- Born: March 28, 1959 (age 67) Oak Harbor, Washington, U.S.
- Occupation: Actress
- Years active: 1981–present

= Stephanie Dunnam =

American actress

Stephanie Dunnam (born March 28, 1959) is an American actress.

==Life and career==
Dunnam was born in Oak Harbor, Washington and moved to Dallas, Texas, when she was four years old after her parents divorced. Her father was a weapons officer on the USS Midway on an American air base in Japan and she went to live with him there at the age of 13. It was there that she was introduced to acting and theatre through the community theatre group on the base. She returned to the United States during high school and attended Richardson High School in Richardson, Texas where she studied with Barney Hammond and gives him credit for teaching her a professional ethic and instilling in her the drive to excel artistically. In 1982, Dunnam made her big screen debut appearing in the action film Silent Rage and later was featured in the made-for-television movie Miss All-American Beauty. She appeared in the 1983 horror film, Play Dead opposite Yvonne De Carlo. Later in 1983, she was cast as one of lead characters in the CBS prime time soap opera, Emerald Point N.A.S. as Kay Mallory Matthews. The series was canceled after 22 episodes in 1984. Later in 1984, Dunnam starred opposite Stefanie Powers in the eight-hour CBS miniseries, Mistral's Daughter based on Judith Krantz's 1982 novel of the same name, as Theodora 'Teddy' Lunel, the daughter of Powers' character.

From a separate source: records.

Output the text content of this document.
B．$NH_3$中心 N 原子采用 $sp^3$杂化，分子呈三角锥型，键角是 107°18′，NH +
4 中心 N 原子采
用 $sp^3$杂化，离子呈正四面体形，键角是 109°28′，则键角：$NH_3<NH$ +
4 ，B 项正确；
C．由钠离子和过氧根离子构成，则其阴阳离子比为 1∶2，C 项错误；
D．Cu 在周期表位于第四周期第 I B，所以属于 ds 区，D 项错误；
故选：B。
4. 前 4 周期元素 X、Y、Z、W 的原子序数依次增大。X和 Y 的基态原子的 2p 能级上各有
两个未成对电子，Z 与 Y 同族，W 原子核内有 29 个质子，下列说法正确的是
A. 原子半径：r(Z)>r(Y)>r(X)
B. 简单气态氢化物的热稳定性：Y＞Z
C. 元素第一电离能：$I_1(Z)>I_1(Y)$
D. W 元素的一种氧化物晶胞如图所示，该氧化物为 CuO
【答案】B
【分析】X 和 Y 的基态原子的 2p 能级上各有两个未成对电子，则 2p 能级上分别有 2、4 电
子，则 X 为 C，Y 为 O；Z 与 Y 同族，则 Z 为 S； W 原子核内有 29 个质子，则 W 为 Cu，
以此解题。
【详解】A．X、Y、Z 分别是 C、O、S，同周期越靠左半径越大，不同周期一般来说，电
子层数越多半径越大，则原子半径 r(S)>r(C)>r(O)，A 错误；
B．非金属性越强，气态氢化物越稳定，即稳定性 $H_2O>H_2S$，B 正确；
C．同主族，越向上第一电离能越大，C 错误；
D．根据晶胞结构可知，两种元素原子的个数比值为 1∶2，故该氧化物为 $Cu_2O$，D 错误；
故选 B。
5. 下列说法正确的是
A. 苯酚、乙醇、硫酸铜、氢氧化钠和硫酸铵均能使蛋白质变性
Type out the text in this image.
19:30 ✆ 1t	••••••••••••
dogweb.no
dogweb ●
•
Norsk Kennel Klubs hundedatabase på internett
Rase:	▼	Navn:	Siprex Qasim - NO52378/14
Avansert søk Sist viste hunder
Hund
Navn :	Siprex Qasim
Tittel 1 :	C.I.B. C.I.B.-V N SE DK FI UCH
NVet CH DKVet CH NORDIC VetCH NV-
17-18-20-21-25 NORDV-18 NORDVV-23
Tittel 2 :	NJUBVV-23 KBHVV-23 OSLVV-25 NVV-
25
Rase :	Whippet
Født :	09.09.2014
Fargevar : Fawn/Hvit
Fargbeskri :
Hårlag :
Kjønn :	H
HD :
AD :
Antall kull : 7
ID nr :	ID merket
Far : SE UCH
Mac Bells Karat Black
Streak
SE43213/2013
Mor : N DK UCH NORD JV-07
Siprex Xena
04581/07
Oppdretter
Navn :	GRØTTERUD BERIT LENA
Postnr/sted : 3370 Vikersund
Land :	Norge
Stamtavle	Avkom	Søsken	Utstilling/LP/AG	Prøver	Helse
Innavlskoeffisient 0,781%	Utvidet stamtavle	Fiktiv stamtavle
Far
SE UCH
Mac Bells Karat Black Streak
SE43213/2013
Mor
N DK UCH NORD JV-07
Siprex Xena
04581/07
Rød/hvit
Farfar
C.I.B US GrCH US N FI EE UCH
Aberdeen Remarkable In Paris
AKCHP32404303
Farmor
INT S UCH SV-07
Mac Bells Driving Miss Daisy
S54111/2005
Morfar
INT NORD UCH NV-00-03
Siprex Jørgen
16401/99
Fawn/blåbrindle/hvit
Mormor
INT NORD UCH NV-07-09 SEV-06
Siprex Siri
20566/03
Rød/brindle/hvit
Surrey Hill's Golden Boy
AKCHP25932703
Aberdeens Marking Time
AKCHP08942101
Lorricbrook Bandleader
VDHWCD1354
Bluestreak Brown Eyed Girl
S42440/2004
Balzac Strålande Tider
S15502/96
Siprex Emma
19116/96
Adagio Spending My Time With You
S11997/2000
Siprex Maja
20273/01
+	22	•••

Dunnam made guest appearances in a number of television series, including Magnum, P.I., Scarecrow and Mrs. King, Moonlighting, Frasier, Home Improvement, Murder, She Wrote, Chicago Hope, ER, The Practice and Boston Public. From 1987 to 1988 she played Karen Atkinson in the ABC prime time soap opera, Dynasty appearing in ten episodes.

Dunnam performed on Broadway tours of The Heidi Chronicles and The Sisters Rosensweig. She also performed in other stage productions, off-Broadway and regional theater, include The School for Scandal, The Master Builder, The Lady's Not for Burning, The Rivals, The Importance of Being Earnest, Lost Highway, Cat's Cradle, An American Daughter, The Grapes of Wrath, Happy Days and The Lion in Winter.